Photo of Anandi RamamurthyTell us a bit about your career story so far.

I started working in museums and galleries which I did for about five years.

It was actually the frustration of racism that made me decide to become an academic because I thought, “When I’m standing in front of a group of students in the classroom, no one can tell me what I should and shouldn’t say!”, and that worked for me for a bit. But of course you then realise how constraints can happen in a whole lot of other ways and that some organisations are not as enabling as others when it comes to certain groups of staff.

I came to Sheffield Hallam in 2015 as a senior lecturer, and I got my readership in 2016, followed by my professorship in 2020.

What does it mean personally to you to be a professor at Sheffield Hallam? What do you value about it?

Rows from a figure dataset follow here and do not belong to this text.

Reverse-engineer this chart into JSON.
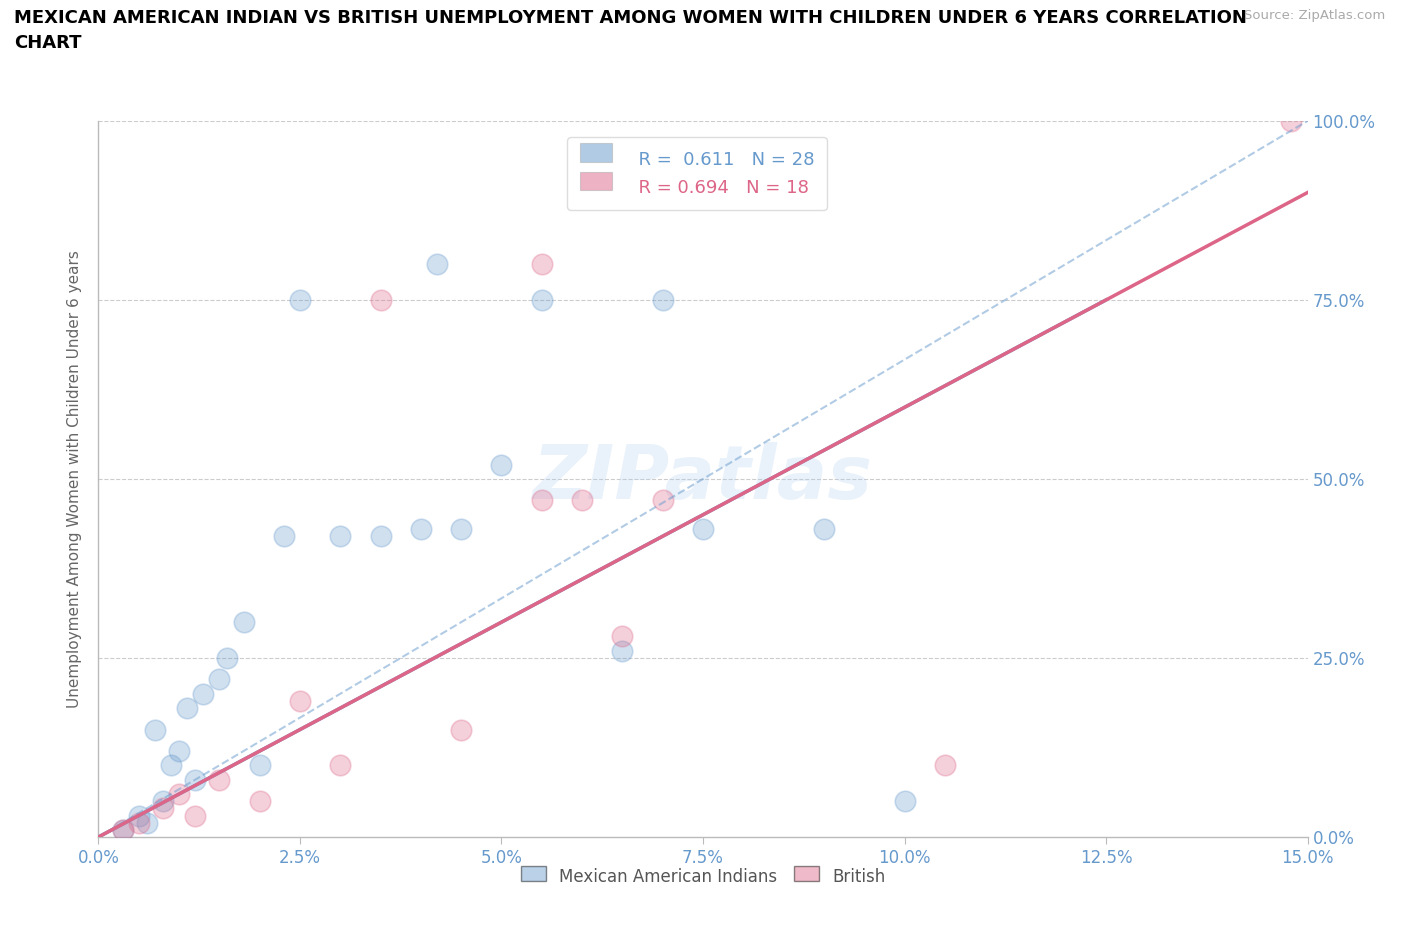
{
  "title": "MEXICAN AMERICAN INDIAN VS BRITISH UNEMPLOYMENT AMONG WOMEN WITH CHILDREN UNDER 6 YEARS CORRELATION\nCHART",
  "source": "Source: ZipAtlas.com",
  "ylabel": "Unemployment Among Women with Children Under 6 years",
  "xlim": [
    0.0,
    15.0
  ],
  "ylim": [
    0.0,
    100.0
  ],
  "xticks": [
    0.0,
    2.5,
    5.0,
    7.5,
    10.0,
    12.5,
    15.0
  ],
  "yticks": [
    0.0,
    25.0,
    50.0,
    75.0,
    100.0
  ],
  "blue_color": "#6699cc",
  "pink_color": "#dd6688",
  "legend_r_blue": "0.611",
  "legend_n_blue": "28",
  "legend_r_pink": "0.694",
  "legend_n_pink": "18",
  "watermark": "ZIPatlas",
  "blue_scatter_x": [
    0.3,
    0.5,
    0.6,
    0.7,
    0.8,
    0.9,
    1.0,
    1.1,
    1.2,
    1.3,
    1.5,
    1.6,
    1.8,
    2.0,
    2.3,
    2.5,
    3.0,
    3.5,
    4.0,
    4.5,
    5.0,
    5.5,
    6.5,
    7.0,
    7.5,
    9.0,
    10.0,
    4.2
  ],
  "blue_scatter_y": [
    1.0,
    3.0,
    2.0,
    15.0,
    5.0,
    10.0,
    12.0,
    18.0,
    8.0,
    20.0,
    22.0,
    25.0,
    30.0,
    10.0,
    42.0,
    75.0,
    42.0,
    42.0,
    43.0,
    43.0,
    52.0,
    75.0,
    26.0,
    75.0,
    43.0,
    43.0,
    5.0,
    80.0
  ],
  "pink_scatter_x": [
    0.3,
    0.5,
    0.8,
    1.0,
    1.2,
    1.5,
    2.0,
    2.5,
    3.0,
    3.5,
    4.5,
    5.5,
    6.0,
    7.0,
    10.5,
    5.5,
    6.5,
    14.8
  ],
  "pink_scatter_y": [
    1.0,
    2.0,
    4.0,
    6.0,
    3.0,
    8.0,
    5.0,
    19.0,
    10.0,
    75.0,
    15.0,
    80.0,
    47.0,
    47.0,
    10.0,
    47.0,
    28.0,
    100.0
  ],
  "blue_line_x0": 0.0,
  "blue_line_y0": 0.0,
  "blue_line_x1": 12.5,
  "blue_line_y1": 75.0,
  "blue_dash_x0": 0.0,
  "blue_dash_y0": 0.0,
  "blue_dash_x1": 15.0,
  "blue_dash_y1": 100.0,
  "pink_line_x0": 0.0,
  "pink_line_y0": 0.0,
  "pink_line_x1": 15.0,
  "pink_line_y1": 90.0
}
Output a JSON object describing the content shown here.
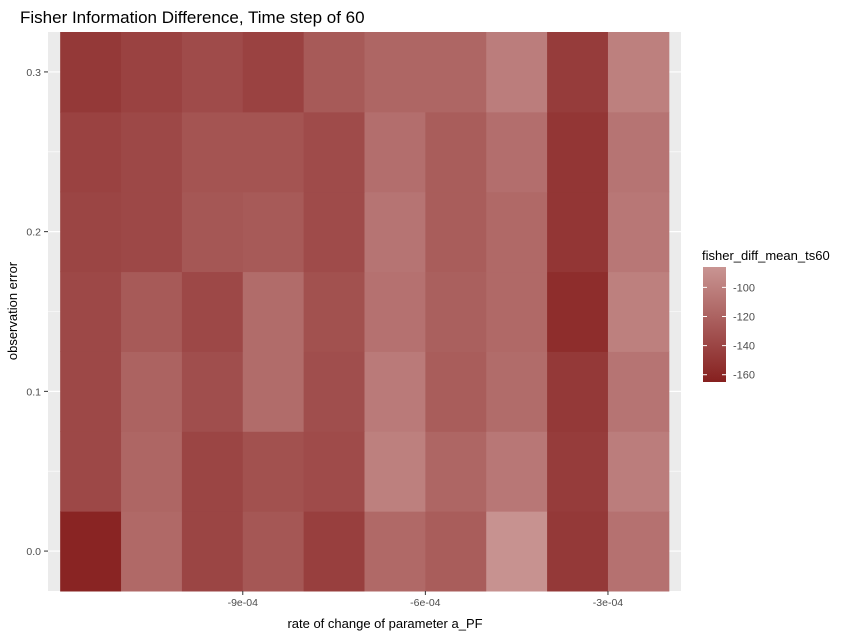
{
  "chart_data": {
    "type": "heatmap",
    "title": "Fisher Information Difference, Time step of 60",
    "xlabel": "rate of change of parameter a_PF",
    "ylabel": "observation error",
    "x_values": [
      -0.00115,
      -0.00105,
      -0.00095,
      -0.00085,
      -0.00075,
      -0.00065,
      -0.00055,
      -0.00045,
      -0.00035,
      -0.00025
    ],
    "y_values": [
      0.0,
      0.05,
      0.1,
      0.15,
      0.2,
      0.25,
      0.3
    ],
    "xlim": [
      -0.00122,
      -0.00018
    ],
    "ylim": [
      -0.025,
      0.325
    ],
    "x_ticks": [
      {
        "value": -0.0009,
        "label": "-9e-04"
      },
      {
        "value": -0.0006,
        "label": "-6e-04"
      },
      {
        "value": -0.0003,
        "label": "-3e-04"
      }
    ],
    "y_ticks": [
      {
        "value": 0.0,
        "label": "0.0"
      },
      {
        "value": 0.1,
        "label": "0.1"
      },
      {
        "value": 0.2,
        "label": "0.2"
      },
      {
        "value": 0.3,
        "label": "0.3"
      }
    ],
    "values": [
      [
        -162,
        -116,
        -140,
        -128,
        -144,
        -116,
        -124,
        -88,
        -148,
        -110
      ],
      [
        -138,
        -118,
        -140,
        -132,
        -136,
        -100,
        -118,
        -106,
        -146,
        -102
      ],
      [
        -138,
        -120,
        -134,
        -114,
        -134,
        -104,
        -124,
        -114,
        -148,
        -108
      ],
      [
        -138,
        -126,
        -138,
        -114,
        -132,
        -110,
        -122,
        -116,
        -156,
        -100
      ],
      [
        -140,
        -138,
        -128,
        -126,
        -136,
        -108,
        -124,
        -116,
        -150,
        -106
      ],
      [
        -142,
        -138,
        -130,
        -130,
        -136,
        -112,
        -124,
        -112,
        -150,
        -108
      ],
      [
        -148,
        -142,
        -136,
        -142,
        -126,
        -118,
        -118,
        -102,
        -146,
        -100
      ]
    ],
    "legend": {
      "title": "fisher_diff_mean_ts60",
      "placement": "right",
      "low_color": "#86201f",
      "high_color": "#c99593",
      "min": -165,
      "max": -86,
      "breaks": [
        {
          "value": -100,
          "label": "-100"
        },
        {
          "value": -120,
          "label": "-120"
        },
        {
          "value": -140,
          "label": "-140"
        },
        {
          "value": -160,
          "label": "-160"
        }
      ]
    },
    "grid": true,
    "panel_background": "#ebebeb"
  }
}
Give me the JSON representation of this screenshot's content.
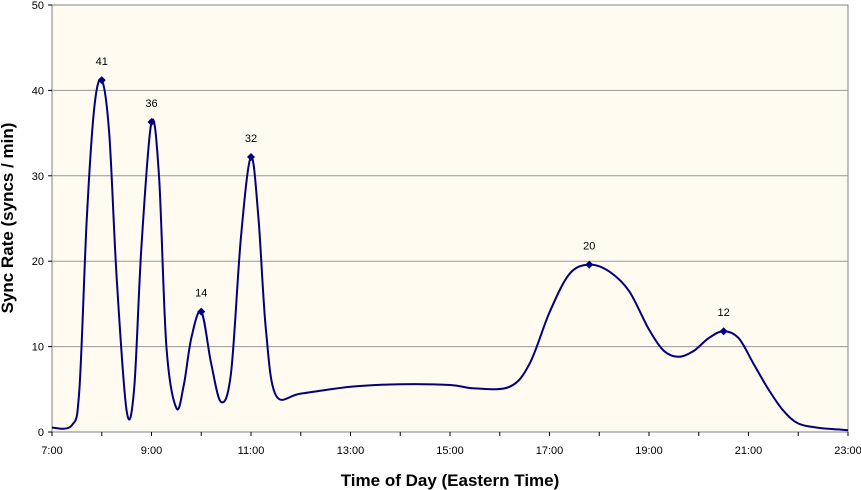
{
  "chart_data": {
    "type": "line",
    "title": "",
    "xlabel": "Time of Day (Eastern Time)",
    "ylabel": "Sync Rate (syncs / min)",
    "xlim": [
      7,
      23
    ],
    "ylim": [
      0,
      50
    ],
    "xticks": [
      {
        "value": 7,
        "label": "7:00"
      },
      {
        "value": 9,
        "label": "9:00"
      },
      {
        "value": 11,
        "label": "11:00"
      },
      {
        "value": 13,
        "label": "13:00"
      },
      {
        "value": 15,
        "label": "15:00"
      },
      {
        "value": 17,
        "label": "17:00"
      },
      {
        "value": 19,
        "label": "19:00"
      },
      {
        "value": 21,
        "label": "21:00"
      },
      {
        "value": 23,
        "label": "23:00"
      }
    ],
    "yticks": [
      0,
      10,
      20,
      30,
      40,
      50
    ],
    "grid": true,
    "legend": "none",
    "colors": {
      "line": "#000080",
      "plot_bg": "#fffbf0",
      "grid": "#999999"
    },
    "series": [
      {
        "x": [
          7.0,
          7.4,
          7.55,
          7.7,
          7.85,
          8.0,
          8.15,
          8.3,
          8.5,
          8.65,
          8.8,
          9.0,
          9.15,
          9.3,
          9.5,
          9.65,
          9.8,
          10.0,
          10.2,
          10.4,
          10.6,
          10.8,
          11.0,
          11.15,
          11.3,
          11.5,
          12.0,
          13.0,
          14.0,
          15.0,
          15.5,
          16.2,
          16.6,
          17.0,
          17.4,
          17.8,
          18.2,
          18.6,
          19.0,
          19.3,
          19.6,
          19.9,
          20.2,
          20.5,
          20.8,
          21.1,
          21.4,
          21.7,
          22.0,
          22.4,
          22.8,
          23.0
        ],
        "y": [
          0.5,
          0.8,
          5.0,
          25.0,
          38.0,
          41.2,
          35.0,
          18.0,
          2.5,
          5.0,
          22.0,
          36.3,
          30.0,
          10.0,
          2.8,
          5.5,
          11.0,
          14.1,
          8.0,
          3.5,
          7.0,
          23.0,
          32.2,
          25.0,
          12.0,
          4.3,
          4.5,
          5.3,
          5.6,
          5.5,
          5.1,
          5.3,
          8.0,
          14.0,
          18.5,
          19.6,
          18.8,
          16.5,
          12.0,
          9.5,
          8.8,
          9.5,
          11.0,
          11.8,
          11.0,
          8.0,
          5.0,
          2.5,
          1.0,
          0.5,
          0.3,
          0.2
        ]
      }
    ],
    "markers": [
      {
        "x": 8.0,
        "y": 41.2,
        "label": "41"
      },
      {
        "x": 9.0,
        "y": 36.3,
        "label": "36"
      },
      {
        "x": 10.0,
        "y": 14.1,
        "label": "14"
      },
      {
        "x": 11.0,
        "y": 32.2,
        "label": "32"
      },
      {
        "x": 17.8,
        "y": 19.6,
        "label": "20"
      },
      {
        "x": 20.5,
        "y": 11.8,
        "label": "12"
      }
    ]
  }
}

It’s funny, I really didn’t think it was going to mean much to me! But it has made me feel like what I’ve done has been valued and recognised. I wasn’t expecting to feel like that.

And it also gave me more confidence. I sometimes used to say to people, “I’m not a ‘proper’ academic”, despite the fact I had my PhD and masses of experience in teaching. I mean, even after I’d published two monographs I still felt like I wasn’t a proper academic. But there were other people who were professors who told me they thought I was at that level, which helped me decide to apply. Prior to that I was never very strategic about what I did.

If you could go back in time and give yourself some career advice, what would it be?

  • Believe in yourself.
  • Be strategic about what you take on, when you have a choice. You can’t do everything and there are some things that will help you progress more than others. Make sure you have balance and carve out some space for research, although this is not only up to the individual but involves an institutional commitment as well.

Tell us about your work as a professor?

Since receiving my professorship, I haven’t done any undergraduate teaching because I won a grant from the Arts and Humanities Research Council to research into nurses and care workers’ experiences of racism called Nursing Narratives: Racism and the Pandemic. This is a project that is close to my heart. We want to reflect on the experiences of black and minority ethnic nurses during the pandemic in relation to the racism which we know is quite endemic within the NHS. We want to reflect on how we can help change the patterns of practice. We are collaborating with a documentary film-making collective to make a film and will write some research articles too.

Along with other professors and associate professors/readers I’ve been involved in the direction of the Culture and Creativity Research Institute as well as helping to reconfigure the Communication and Computing Research Centre (CCRC) into the new Centre for Culture, Media and Society (CCMS). It’s great to be involved in that kind of thing because in my research I’m naturally inter-disciplinary and this gives me an opportunity to work with people from different parts of the University.

Over the last three years I was involved in a project called Creative Interruptions, researching into Palestinian cinema and the obstacles and problems that Palestinian film-makers face while creating their work. I’ve been working on a short book recently called Struggling to be Seen: The travails of Palestinian Cinema that’s being published in December 2020 and I’m really proud that has come to fruition.